Ciao è la prima volta che scrivo su questo sito e mi sono iscritta circa 3 minuti fa, vediamo come ci si sente.
Allora, vado ancora a scuola e ho avuto lo stesso compagno di banco per 2 anni, è diventato uno dei miei migliori amici, per tutti e 2 gli anni mi sono sentita felicissima e privilegiata perchè lui è una persona chiusa e insicura, con me però è riuscito ad aprirsi e a legare, per cui non c'era nulla che non facessimo assieme. Vedevo le altre ragazze (anche mie amiche) provare a legare con lui e in parte volevo che lo facesse, per il suo bene, perchè doveva aprirsi anche con altri, in parte invece ero contenta di essere l'unica che riuscisse a capirlo e accettarlo, nonostante il suo caratterino insopportabile.

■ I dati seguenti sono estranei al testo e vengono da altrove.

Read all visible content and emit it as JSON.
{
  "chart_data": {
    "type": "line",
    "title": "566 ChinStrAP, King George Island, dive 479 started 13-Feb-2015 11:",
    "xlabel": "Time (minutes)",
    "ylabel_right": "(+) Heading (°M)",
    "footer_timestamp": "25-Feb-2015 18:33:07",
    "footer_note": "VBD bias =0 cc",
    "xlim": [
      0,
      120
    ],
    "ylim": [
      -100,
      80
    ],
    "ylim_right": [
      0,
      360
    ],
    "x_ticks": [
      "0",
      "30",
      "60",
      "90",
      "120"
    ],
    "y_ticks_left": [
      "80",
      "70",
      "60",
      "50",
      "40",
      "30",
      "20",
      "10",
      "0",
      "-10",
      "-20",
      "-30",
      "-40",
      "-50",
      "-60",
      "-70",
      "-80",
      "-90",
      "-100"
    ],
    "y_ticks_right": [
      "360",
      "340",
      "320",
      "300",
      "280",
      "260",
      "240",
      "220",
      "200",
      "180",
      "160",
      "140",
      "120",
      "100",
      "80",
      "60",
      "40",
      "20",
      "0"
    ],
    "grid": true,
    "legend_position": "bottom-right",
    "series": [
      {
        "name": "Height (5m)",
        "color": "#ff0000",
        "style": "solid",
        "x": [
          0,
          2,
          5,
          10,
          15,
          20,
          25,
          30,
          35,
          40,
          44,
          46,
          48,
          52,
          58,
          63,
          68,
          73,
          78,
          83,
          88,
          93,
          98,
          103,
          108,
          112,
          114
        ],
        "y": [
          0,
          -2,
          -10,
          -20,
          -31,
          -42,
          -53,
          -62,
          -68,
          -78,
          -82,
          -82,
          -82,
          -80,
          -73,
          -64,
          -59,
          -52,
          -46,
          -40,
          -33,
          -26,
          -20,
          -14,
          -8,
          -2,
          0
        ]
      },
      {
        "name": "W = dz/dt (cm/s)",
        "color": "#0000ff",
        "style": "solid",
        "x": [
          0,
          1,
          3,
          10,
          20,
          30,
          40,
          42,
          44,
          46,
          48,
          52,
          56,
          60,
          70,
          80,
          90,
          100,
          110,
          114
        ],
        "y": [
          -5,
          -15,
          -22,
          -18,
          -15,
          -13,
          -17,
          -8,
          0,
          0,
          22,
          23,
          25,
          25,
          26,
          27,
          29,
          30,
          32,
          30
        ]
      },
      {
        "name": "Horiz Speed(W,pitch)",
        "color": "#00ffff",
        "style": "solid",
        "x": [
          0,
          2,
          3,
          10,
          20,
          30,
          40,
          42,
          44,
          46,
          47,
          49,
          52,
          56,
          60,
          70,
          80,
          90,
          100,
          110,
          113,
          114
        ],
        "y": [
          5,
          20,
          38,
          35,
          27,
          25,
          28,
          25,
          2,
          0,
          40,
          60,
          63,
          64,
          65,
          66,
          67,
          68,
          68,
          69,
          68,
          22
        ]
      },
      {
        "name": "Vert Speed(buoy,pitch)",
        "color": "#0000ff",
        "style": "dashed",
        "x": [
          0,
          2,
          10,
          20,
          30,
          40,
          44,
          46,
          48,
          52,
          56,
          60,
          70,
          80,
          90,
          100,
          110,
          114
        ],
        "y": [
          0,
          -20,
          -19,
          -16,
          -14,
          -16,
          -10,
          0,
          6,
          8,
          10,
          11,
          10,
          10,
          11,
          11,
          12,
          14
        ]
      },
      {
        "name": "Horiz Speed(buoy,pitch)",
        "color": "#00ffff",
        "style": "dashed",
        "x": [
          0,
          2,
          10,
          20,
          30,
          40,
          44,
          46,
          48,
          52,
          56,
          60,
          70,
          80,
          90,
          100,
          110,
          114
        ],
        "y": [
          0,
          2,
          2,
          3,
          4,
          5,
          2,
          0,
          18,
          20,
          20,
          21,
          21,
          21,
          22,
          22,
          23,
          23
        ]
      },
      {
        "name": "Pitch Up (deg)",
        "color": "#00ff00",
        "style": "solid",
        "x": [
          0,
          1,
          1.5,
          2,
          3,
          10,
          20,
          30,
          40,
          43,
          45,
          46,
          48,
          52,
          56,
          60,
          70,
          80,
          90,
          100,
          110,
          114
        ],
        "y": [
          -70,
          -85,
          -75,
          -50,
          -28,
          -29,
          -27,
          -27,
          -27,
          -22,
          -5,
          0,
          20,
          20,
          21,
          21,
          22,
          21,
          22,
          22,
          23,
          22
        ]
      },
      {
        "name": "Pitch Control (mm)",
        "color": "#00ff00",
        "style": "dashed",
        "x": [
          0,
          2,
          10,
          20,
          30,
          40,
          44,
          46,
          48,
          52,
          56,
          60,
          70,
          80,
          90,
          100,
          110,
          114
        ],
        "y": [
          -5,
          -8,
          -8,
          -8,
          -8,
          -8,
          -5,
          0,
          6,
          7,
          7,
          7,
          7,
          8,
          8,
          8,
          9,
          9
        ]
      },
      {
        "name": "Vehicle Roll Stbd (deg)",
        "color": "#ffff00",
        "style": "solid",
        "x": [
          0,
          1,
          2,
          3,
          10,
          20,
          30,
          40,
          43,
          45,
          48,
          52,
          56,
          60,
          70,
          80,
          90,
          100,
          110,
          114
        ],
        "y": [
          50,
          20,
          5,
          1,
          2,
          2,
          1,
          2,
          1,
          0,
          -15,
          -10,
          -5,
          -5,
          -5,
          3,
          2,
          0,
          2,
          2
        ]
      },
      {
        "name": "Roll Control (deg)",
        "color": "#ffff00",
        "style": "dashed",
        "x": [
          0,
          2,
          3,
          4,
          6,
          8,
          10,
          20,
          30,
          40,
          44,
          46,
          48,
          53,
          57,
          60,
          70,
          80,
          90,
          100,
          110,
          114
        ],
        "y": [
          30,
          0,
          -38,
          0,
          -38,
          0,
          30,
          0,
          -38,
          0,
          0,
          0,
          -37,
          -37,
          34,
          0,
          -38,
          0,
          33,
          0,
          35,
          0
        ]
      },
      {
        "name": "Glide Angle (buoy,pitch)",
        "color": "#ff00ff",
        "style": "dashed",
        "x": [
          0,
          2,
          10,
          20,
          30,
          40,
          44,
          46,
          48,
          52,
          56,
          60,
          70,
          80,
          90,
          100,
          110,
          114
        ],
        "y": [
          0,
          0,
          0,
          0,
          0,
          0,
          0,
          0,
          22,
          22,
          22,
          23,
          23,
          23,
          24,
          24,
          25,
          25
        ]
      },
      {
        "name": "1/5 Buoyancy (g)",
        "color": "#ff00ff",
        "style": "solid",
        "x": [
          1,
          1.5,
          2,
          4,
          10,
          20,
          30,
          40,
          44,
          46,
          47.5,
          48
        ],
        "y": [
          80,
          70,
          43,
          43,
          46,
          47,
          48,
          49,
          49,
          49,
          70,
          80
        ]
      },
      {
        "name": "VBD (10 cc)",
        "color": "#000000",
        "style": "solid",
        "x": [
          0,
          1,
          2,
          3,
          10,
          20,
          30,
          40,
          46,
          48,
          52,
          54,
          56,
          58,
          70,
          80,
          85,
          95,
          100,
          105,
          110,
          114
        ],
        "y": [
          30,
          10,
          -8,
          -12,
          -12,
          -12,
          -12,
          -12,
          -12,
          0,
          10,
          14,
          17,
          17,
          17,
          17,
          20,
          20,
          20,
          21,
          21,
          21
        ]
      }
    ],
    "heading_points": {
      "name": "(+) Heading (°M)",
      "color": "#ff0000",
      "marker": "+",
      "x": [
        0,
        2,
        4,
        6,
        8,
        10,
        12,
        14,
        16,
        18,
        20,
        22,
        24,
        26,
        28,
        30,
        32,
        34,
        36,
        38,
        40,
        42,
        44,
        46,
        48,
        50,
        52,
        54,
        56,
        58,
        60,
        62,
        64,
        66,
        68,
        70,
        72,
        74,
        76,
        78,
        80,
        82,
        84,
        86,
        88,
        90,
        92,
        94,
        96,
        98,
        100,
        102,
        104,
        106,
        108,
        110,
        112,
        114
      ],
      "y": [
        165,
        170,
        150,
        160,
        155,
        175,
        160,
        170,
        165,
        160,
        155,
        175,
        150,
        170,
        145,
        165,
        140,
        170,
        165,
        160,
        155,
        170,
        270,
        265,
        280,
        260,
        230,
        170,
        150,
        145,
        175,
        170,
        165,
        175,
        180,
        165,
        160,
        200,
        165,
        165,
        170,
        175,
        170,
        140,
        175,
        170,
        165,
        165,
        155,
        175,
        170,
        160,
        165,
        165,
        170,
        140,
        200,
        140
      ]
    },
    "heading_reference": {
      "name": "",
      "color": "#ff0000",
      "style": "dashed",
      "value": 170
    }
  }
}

Lui però è molto schietto e addirittura mi diceva che gli stavano tutte sul cazzo, non voleva averci a che fare, e io cercavo di convincerlo che ogni persona prima di essere giudicata va conosciuta a fondo, non bisogna avere pregiudizi. In particolare parlava male di una delle mie amiche più strette e lei parlava male di lui, io cercavo di convincere entrambi che si sbagliavano sul parere dell'altro, ma infondo nel mio animo diabolico ero felice che non ci fosse nessuna al di fuori di me e che la nostra amicizia rimanesse la più stretta.
Poi un bel giorno successe una cosa: MI CAMBIARONO DI POSTO.
Ed ecco che iniziò il delirio, indovinate? I miei simpaticissimi professori li hanno messi vicini di banco, sono diventati più amici che mai, le lo abbraccia e sbaciucchia tutto il giorno, molto spesso anche davanti a me, lui è felice, lei è felice, io sono stronza.